Living a Good Enough Life

TUE, DEC 20, 2022 (1:02:55)

Tuesday, December 20, 2022 - 5 pm - Webinar

Do you constantly obsess about being happy? Well, you are not alone. It appears that many Americans share this national proclivity. These pervasive desires with how to be the wealthiest, the most powerful or famous, take up a lot of psychic energy, and the end results are not too impressive. Despite the myriad of self-help books out there, we Americans are among the most anxious people on earth.
At this time of year, it is particularly noticeable with people struggling to make their holiday celebrations perfect and feeling guilt-tripped into spending money they don’t have on gifts that aren’t needed. So, we are taking a stop and asking, is there a better way? We suggest that you inhale the sweet spices of the season and join us to consider some fresh thinking on the subject.

AVRAM ALPERT, writer and educator, shares his ideas from The Good-Enough Life, suggesting how an acceptance of our own limitations can lead to a more fulfilling life and a more harmonious society. ”Obsessing about greatness has given us an epidemic of stress, anxiety, inequality and ecological damage,” according to Alpert who is a writer and teacher, and currently a Research Fellow at The New Institute in Hamburg where he is working on a book on wisdom. He previously taught at Princeton and Rutgers.

KIERAN SETIYA, a professor of philosophy at MIT provides a refreshing and realistic antidote to many of the platitudes pushed by our contemporary American self-improvement industry. His latest book Life is Hard: How Philosophy Can Help us Find our Way suggests that trying to live a perfect life in difficult circumstances only brings dismay. Much in life that makes us miserable can neither be changed nor ignored, so we need to come to terms with reality.

Both guests challenge the notion that happiness should be life’s primary pursuit – arguing we might be better served by living well within our means, acknowledging some difficult truths and concentrating on leading a meaningful life instead? Embracing the “good-enough” life might be preferable to hankering for the perfect one, and we might just stumble across happiness in the process. Join this stimulating discussion for some useful suggestions about how to maintain our humanity, in challenging times.

Photo credit : Pexels.com - Pixabay

+ BIO: Kieran Setiya

Kieran Setiya teaches philosophy at MIT, working mainly in ethics, epistemology, and the philosophy of mind.
He’s the author of Practical Knowledge, Reasons without Rationalism, and Knowing Right From Wrong.

His new book, Life is Hard, is out from Riverhead Books (US) and Hutchinson Heinemann (UK). Combining philosophy with personal essay, the book has chapters on infirmity, loneliness, grief, failure, injustice, absurdity – and hope.
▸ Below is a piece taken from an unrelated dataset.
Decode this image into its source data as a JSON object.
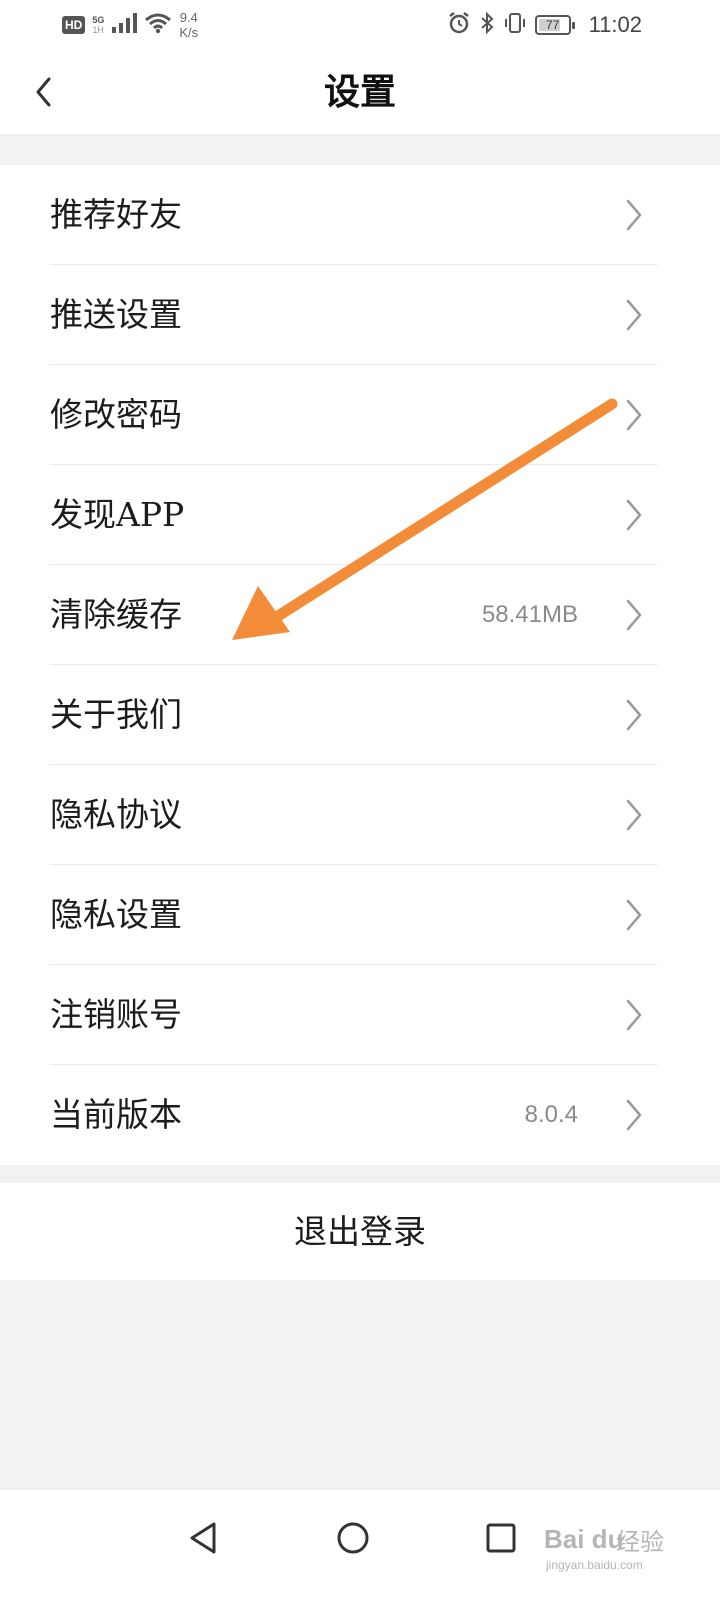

It has been reviewed by the Economist, The York Times, the Sunday Times, and the Guardian, and was selected as one of the New Yorker‘s Best Books of 2022. Excerpts in the Atlantic, LitHub, BBC Future, Big Think, and the Guardian.

His last book was Midlife: A Philosophical Guide. It is available in bookstores and can be ordered online. My work on midlife has been featured in Aeon, Hi-Phi Nation, Five Books, and the New York Times. He has also written about baseball and philosophy, H. P. Lovecraft, stand-up comedy, and the meaning of life.

+ BIO: Avram Alpert

Fellow at The New Institute in Hamburg, Germany, Avram Alpert is the author of three books, The Good Enough Life (Princeton University Press, 2022) being the latest.
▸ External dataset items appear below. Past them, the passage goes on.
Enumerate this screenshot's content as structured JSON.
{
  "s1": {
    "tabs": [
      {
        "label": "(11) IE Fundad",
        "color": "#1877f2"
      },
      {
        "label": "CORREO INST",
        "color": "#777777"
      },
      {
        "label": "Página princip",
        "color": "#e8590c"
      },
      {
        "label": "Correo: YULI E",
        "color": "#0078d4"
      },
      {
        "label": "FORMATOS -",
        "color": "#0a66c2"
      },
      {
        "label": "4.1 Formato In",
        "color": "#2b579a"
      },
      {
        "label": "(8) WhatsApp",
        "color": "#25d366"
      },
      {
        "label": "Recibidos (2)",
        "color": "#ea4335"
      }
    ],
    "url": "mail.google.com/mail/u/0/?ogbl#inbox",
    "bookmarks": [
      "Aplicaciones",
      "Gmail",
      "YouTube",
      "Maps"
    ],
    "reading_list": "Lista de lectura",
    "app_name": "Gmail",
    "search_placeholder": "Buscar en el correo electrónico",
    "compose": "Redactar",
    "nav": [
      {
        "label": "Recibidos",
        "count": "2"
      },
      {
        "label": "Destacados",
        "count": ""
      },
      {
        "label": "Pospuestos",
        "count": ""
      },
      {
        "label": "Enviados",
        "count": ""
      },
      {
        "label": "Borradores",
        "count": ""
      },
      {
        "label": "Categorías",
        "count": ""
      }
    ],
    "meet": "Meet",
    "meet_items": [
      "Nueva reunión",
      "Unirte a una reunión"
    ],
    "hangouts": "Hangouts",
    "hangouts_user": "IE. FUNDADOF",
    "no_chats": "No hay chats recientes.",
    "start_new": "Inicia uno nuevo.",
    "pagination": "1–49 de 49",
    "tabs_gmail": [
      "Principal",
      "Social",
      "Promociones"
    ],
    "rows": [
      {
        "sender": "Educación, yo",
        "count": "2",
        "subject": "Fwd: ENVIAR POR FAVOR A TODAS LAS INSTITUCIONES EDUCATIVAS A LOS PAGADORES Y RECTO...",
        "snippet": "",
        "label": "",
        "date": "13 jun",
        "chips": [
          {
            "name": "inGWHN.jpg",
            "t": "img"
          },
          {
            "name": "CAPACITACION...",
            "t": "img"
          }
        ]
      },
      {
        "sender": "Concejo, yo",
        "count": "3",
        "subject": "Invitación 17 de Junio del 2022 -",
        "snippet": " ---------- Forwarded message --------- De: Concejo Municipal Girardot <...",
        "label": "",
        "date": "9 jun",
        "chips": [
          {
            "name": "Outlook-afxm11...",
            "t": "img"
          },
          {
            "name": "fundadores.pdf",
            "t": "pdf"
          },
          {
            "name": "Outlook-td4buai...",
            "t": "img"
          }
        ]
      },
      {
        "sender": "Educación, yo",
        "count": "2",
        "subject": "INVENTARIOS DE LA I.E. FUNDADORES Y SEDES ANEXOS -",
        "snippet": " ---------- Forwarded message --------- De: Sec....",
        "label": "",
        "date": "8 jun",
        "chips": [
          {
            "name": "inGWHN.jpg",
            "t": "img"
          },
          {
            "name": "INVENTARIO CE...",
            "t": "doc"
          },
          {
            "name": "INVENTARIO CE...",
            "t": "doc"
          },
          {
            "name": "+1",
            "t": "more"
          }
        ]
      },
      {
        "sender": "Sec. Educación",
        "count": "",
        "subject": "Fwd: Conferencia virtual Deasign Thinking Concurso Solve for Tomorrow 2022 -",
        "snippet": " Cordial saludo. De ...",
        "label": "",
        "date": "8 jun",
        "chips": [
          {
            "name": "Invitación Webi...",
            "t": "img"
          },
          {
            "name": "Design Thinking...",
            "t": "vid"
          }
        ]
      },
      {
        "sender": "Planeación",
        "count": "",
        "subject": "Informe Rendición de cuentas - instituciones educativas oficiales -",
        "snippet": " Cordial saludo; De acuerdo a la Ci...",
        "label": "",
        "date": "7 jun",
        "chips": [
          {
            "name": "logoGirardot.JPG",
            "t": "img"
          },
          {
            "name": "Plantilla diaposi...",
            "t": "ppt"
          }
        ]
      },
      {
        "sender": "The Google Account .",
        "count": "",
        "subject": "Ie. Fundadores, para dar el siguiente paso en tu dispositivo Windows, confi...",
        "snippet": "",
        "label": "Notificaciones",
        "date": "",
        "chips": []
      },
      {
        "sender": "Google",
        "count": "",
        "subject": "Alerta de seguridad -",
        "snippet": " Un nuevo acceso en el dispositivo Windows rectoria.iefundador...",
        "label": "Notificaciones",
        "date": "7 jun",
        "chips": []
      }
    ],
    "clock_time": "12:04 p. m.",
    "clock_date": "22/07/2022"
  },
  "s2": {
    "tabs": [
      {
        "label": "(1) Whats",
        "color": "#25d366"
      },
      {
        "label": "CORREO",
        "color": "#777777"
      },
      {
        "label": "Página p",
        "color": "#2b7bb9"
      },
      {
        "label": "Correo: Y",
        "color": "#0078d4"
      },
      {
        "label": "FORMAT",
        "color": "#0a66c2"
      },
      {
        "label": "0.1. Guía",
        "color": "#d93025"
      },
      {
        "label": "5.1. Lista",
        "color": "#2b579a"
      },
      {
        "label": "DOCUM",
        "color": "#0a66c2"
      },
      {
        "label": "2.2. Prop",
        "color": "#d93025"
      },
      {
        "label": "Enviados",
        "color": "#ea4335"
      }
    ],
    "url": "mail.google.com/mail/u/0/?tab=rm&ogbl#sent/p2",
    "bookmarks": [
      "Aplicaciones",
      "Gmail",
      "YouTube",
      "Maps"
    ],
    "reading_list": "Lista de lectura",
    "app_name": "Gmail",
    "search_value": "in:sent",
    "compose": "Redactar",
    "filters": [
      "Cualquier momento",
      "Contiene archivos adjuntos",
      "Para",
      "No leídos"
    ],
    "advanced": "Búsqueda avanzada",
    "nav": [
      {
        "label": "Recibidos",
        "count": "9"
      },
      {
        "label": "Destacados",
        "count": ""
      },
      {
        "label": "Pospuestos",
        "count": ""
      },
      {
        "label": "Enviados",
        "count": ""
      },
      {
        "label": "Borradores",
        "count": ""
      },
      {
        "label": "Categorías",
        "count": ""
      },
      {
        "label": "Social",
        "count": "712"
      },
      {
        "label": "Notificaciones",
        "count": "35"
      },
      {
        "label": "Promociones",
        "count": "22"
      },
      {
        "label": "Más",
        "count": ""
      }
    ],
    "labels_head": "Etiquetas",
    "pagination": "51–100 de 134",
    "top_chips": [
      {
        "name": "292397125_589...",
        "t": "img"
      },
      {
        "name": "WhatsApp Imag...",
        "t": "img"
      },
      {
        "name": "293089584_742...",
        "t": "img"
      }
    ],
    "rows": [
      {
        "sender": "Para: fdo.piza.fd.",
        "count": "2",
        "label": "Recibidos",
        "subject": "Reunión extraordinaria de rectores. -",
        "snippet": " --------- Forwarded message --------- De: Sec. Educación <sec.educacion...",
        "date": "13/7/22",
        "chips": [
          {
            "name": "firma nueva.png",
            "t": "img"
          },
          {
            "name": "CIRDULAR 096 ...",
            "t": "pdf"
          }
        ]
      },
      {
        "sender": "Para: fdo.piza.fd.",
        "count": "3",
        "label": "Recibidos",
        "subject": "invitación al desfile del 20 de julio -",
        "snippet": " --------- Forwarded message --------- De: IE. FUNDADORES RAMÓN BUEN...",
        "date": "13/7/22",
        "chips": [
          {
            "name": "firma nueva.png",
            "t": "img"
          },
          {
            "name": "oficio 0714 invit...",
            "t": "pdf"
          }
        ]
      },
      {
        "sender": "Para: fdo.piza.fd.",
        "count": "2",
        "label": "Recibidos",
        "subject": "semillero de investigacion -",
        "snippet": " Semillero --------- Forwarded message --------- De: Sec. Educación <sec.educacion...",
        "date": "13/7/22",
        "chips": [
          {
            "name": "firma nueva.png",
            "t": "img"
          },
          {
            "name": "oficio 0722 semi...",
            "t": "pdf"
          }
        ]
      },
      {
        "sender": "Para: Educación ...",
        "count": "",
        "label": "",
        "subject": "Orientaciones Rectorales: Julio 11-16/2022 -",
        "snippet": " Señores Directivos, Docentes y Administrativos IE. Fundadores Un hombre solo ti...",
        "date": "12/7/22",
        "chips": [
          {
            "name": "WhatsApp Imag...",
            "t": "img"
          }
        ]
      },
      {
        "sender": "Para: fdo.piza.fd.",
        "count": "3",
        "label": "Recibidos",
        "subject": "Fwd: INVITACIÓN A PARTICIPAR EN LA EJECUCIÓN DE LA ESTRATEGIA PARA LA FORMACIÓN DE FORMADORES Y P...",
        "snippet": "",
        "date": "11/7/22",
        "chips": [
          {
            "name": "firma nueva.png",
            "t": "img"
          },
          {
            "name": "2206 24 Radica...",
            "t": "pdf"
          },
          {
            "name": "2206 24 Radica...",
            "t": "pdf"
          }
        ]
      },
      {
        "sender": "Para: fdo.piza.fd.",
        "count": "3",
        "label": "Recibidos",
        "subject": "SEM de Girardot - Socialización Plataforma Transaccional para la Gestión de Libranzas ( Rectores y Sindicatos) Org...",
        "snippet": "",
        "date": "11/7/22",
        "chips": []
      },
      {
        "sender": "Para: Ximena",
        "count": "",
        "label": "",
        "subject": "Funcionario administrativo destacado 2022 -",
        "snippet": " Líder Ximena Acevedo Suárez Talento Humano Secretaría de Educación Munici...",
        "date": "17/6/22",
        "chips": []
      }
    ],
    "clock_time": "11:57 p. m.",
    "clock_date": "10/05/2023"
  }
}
Alpert works to understand what values we can live by in a world as connected, chaoticm and potentially catastrophic as the present.
After receiving his PhD, he has taught at Rutgers and Princeton University. With Rit Prenmnath, he co-edited and co-managed the programming of Shifter Magazine from 2014-2021. In 2018, with Meleko Mokgosi and Anthea Behm, he cofounded the Interdisciplinary Art and Theory Program at Jack Shainman Gallery.
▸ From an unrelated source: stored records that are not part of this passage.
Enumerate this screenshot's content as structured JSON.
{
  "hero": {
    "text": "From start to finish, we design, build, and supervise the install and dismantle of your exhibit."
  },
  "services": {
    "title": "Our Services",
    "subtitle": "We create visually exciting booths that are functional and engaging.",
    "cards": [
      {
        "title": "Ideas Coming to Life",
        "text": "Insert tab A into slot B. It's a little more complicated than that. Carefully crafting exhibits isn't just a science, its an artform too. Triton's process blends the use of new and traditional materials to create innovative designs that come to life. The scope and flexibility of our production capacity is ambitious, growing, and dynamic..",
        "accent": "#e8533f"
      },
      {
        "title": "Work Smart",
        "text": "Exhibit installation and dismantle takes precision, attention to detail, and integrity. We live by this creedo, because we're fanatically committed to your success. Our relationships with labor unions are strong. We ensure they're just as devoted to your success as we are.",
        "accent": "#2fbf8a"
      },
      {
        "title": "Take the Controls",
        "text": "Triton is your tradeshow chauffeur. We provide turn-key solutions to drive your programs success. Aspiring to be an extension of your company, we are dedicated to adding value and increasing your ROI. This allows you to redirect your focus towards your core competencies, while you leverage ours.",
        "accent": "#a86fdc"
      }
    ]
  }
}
His other books are : Global Origins of the Modern Self, from Montaigne to Suzuki (SUNY Press, 2019) and A Partial Enlightenment : What Modern Literature and Buddhism Can Teach Us About Living Well without Perfection (Columbia University Press, 2021).
His writing has also appeared in Aeon, The Chronicle of Higher Education, the Los Angeles Review of Books, The New York Times, the Washington Post, Truhout, and elsewhere.